7) Zwölf Apostelkeller: The Zwölf Apostelkeller, or Twelve Apostle’s Cellar, is a historical (and dining) gem. Our entire group of 16 students arrived on a Sunday evening to celebrate the birthday of one of our classmates. It is very unusual for businesses to be open on Sundays in Vienna, but we couldn’t have asked for a better dinner option any day of the week. Three basements (each one lower than the next, the lowest being 18 meters underground) can accommodate up to 390 people.
The origins of the building go back to the 1100s, when the bottom most cellar is said to have been constructed. The existence of the cellars and a building above, however, was first recorded in 1339. The Gothic-arched upper cellar was completed by the year 1500. In times of war, as well as during two Turkish sieges in 1529 and 1683, the three cellars served as shelter sites.

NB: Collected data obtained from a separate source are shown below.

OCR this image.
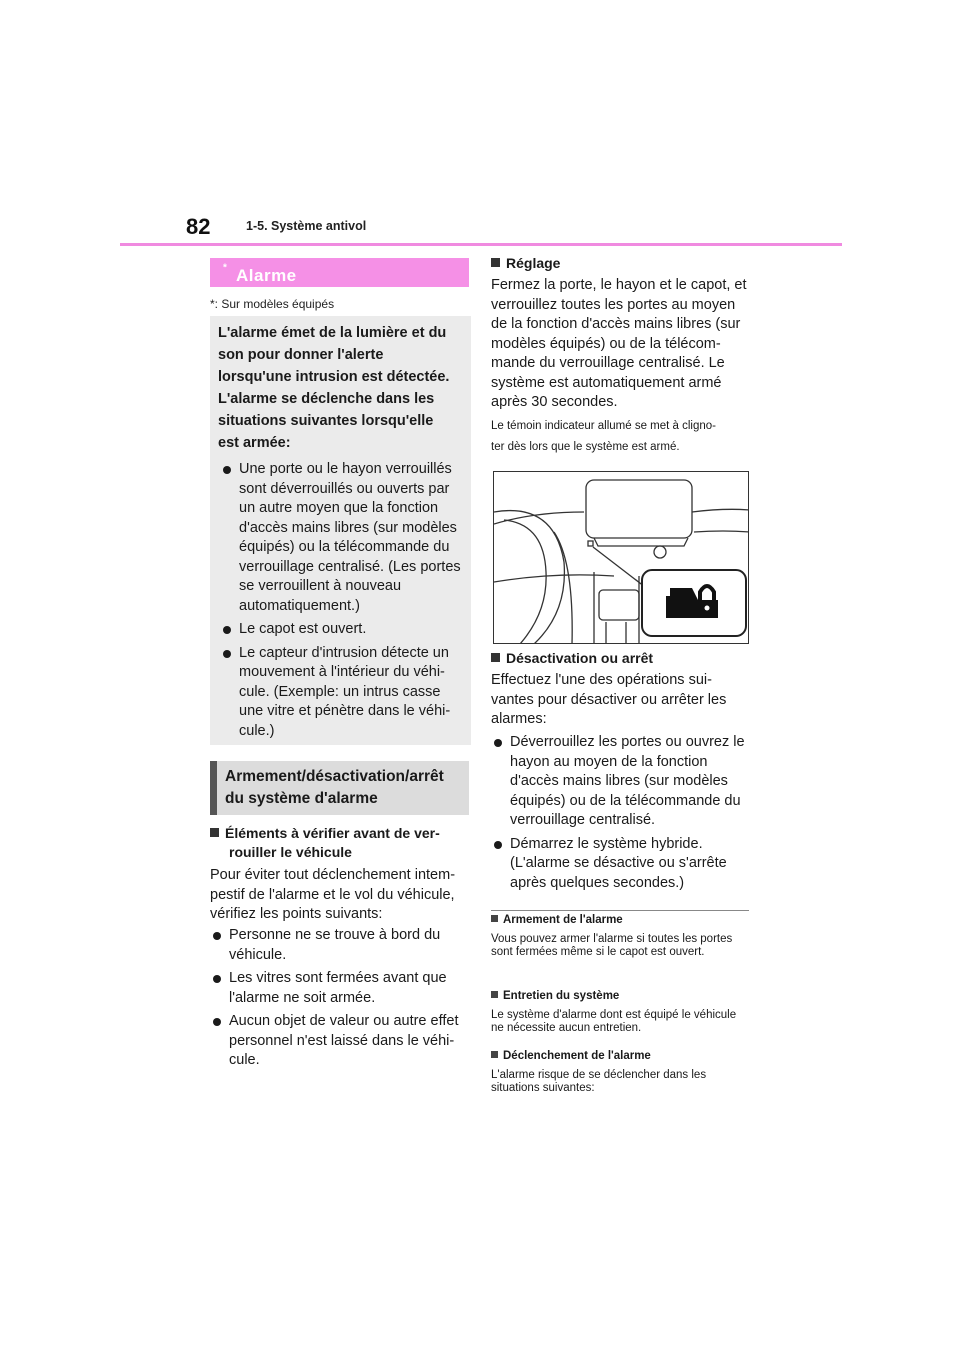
82	1-5. Système antivol
Alarme
*
*: Sur modèles équipés
L'alarme émet de la lumière et du
son pour donner l'alerte
lorsqu'une intrusion est détectée.
L'alarme se déclenche dans les
situations suivantes lorsqu'elle
est armée:
Une porte ou le hayon verrouillés sont déverrouillés ou ouverts par un autre moyen que la fonction d'accès mains libres (sur modèles équipés) ou la télécommande du verrouillage centralisé. (Les portes se verrouillent à nouveau automatiquement.)
Le capot est ouvert.
Le capteur d'intrusion détecte un mouvement à l'intérieur du véhicule. (Exemple: un intrus casse une vitre et pénètre dans le véhicule.)
Armement/désactivation/arrêt
du système d'alarme
Éléments à vérifier avant de ver-
rouiller le véhicule
Pour éviter tout déclenchement intempestif de l'alarme et le vol du véhicule, vérifiez les points suivants:
Personne ne se trouve à bord du véhicule.
Les vitres sont fermées avant que l'alarme ne soit armée.
Aucun objet de valeur ou autre effet personnel n'est laissé dans le véhicule.
Réglage
Fermez la porte, le hayon et le capot, et verrouillez toutes les portes au moyen de la fonction d'accès mains libres (sur modèles équipés) ou de la télécommande du verrouillage centralisé. Le système est automatiquement armé après 30 secondes.
Le témoin indicateur allumé se met à cligno-
ter dès lors que le système est armé.
Désactivation ou arrêt
Effectuez l'une des opérations suivantes pour désactiver ou arrêter les alarmes:
Déverrouillez les portes ou ouvrez le hayon au moyen de la fonction d'accès mains libres (sur modèles équipés) ou de la télécommande du verrouillage centralisé.
Démarrez le système hybride. (L'alarme se désactive ou s'arrête après quelques secondes.)
Armement de l'alarme
Vous pouvez armer l'alarme si toutes les portes sont fermées même si le capot est ouvert.
Entretien du système
Le système d'alarme dont est équipé le véhicule ne nécessite aucun entretien.
Déclenchement de l'alarme
L'alarme risque de se déclencher dans les situations suivantes:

From 1716 to 1721 the currently standing baroque building above was constructed by Viennese architect Lucas von Hildebrandt. It has from then on been known as the “Hildebrandthaus.”
The restaurant opened in 1952 and has since attracted not only locals and tourists, but also famous artists, painters, and poets who seek to enjoy authentic Viennese cuisine and (or so I hear) one of Vienna’s greatest selection of beer and wine. While sampling local delicacies such as potato dumplings stuffed with meat, sauerkraut, frankfurters, and blood sausage, we were serenaded by a musical duo playing the accordion and the violin. The food and music together made for a truly authentic atmosphere in a unique location.
~I hold this beautiful city in the palm of my hand, with all the richness of its history and culture at my disposal. And that, my friends, is what this experience is all about.